The key risks are, in order of severity: 1) Valuation Compression: The historically high trailing P/E of 44.1x could contract sharply if earnings recovery is delayed. 2) Operational: Continued gross margin pressure below 13.24% would invalidate the bull case and crush earnings. 3) Cyclical: The company's revenue concentration in domestic truck brokerage (98% of sales) makes it highly vulnerable to an extended freight recession, as seen in the -3.19% YoY revenue decline. 4) Sentiment: Limited analyst coverage (4 analysts) and high short interest (short ratio 3.78) can exacerbate volatility on negative news.

The 12-month forecast presents three scenarios. The Base Case (50% probability) sees a gradual recovery, with the stock trading between $170 and $195 as it grinds toward its 52-week high. The Bull Case (30% probability) involves a faster margin rebound, pushing the stock to new highs between $195 and $215. The Bear Case (20% probability) envisions a deeper downturn, driving the stock down to the $140-$160 range. The Base Case is most likely, anchored on the assumption that analyst forward EPS estimates of $7.80 are met. The key variable determining the path is the gross margin trend in the next two quarterly reports.

LSTR is fairly valued to slightly overvalued based on current fundamentals. The trailing P/E of 44.1x is historically elevated and difficult to justify given the recent earnings decline (Q4 EPS of $0.70). However, the forward P/E of 25.9x is more reasonable and implies the market is paying for a substantial earnings recovery. Compared to sector peers, its valuation is a premium justified by its asset-light model and high ROE of 14.45%. The valuation implies the market expects a near-perfect execution of an earnings rebound to ~$7.80 EPS, leaving little room for disappointment.

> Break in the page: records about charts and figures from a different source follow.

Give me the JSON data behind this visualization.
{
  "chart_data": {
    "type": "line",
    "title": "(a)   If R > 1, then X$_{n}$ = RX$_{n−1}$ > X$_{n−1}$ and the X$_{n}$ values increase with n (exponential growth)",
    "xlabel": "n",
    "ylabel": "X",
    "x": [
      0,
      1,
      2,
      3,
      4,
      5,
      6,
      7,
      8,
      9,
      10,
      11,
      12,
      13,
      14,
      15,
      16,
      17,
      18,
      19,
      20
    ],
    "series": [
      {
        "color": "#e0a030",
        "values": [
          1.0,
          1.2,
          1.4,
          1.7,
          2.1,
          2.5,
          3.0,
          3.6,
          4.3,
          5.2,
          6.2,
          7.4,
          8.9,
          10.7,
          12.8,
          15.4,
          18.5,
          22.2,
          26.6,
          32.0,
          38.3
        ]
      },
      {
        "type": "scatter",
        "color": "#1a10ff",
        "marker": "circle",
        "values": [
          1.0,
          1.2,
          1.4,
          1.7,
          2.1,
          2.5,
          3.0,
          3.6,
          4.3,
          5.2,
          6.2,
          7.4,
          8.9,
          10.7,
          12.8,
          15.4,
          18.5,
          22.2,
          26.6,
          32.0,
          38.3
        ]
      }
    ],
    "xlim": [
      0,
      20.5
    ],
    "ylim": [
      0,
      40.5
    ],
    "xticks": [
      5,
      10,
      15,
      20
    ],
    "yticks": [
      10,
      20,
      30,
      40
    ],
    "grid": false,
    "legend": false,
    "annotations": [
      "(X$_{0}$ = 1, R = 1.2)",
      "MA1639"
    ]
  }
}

LSTR is a Hold, not a compelling buy at the current price of $181.56. For a new investor, the risk/reward is balanced. The potential upside to the base case target ($170-$195) offers limited appreciation after a 37% one-year rally, while the downside to the bear case ($140-$160) represents a meaningful -12% to -23% risk. It could be a good buy for a patient, cyclical investor on a significant pullback toward the $160 support level, which would improve the margin of safety. The stock is best suited for those who believe the freight recovery will be swift and can validate the forward P/E of 25.9x.

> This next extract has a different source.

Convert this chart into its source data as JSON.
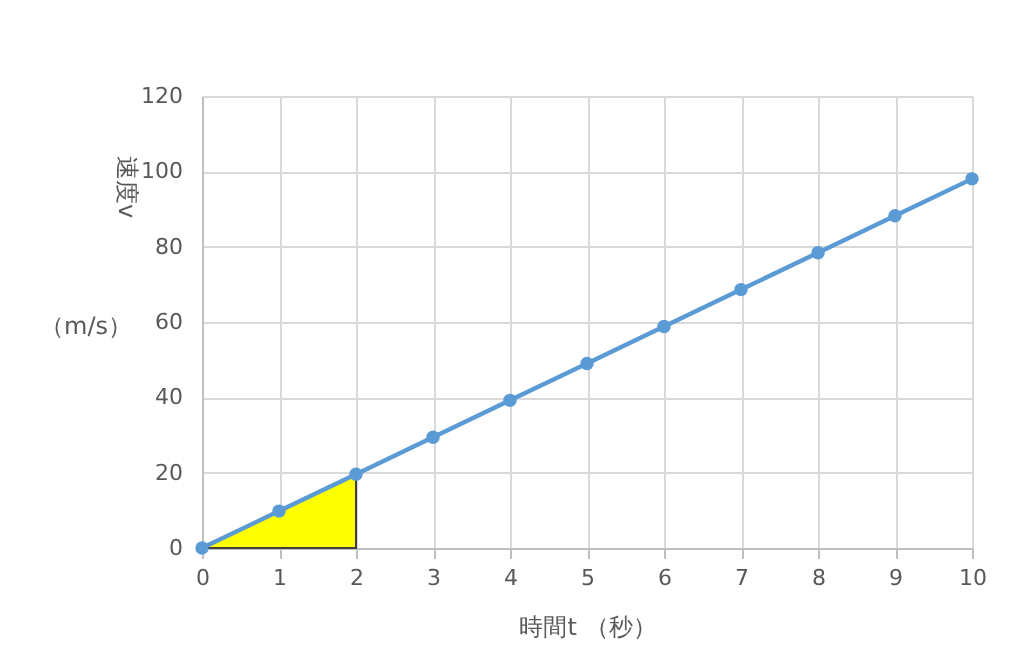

LSTR is primarily suitable for a medium-to-long-term investment horizon of 2-3 years, not short-term trading. Its low beta of 0.795 suggests it is less suited for short-term volatility plays. The investment thesis is based on navigating the full freight cycle and capturing the earnings rebound, which requires patience. However, given its cyclical nature, it is not a classic 'buy-and-hold-forever' stock. A minimum holding period through the next few earnings cycles is recommended to assess whether the operational recovery is materializing. The dividend yield of 2.46% provides some income while waiting, but the primary return driver is expected to be capital appreciation from cyclical recovery.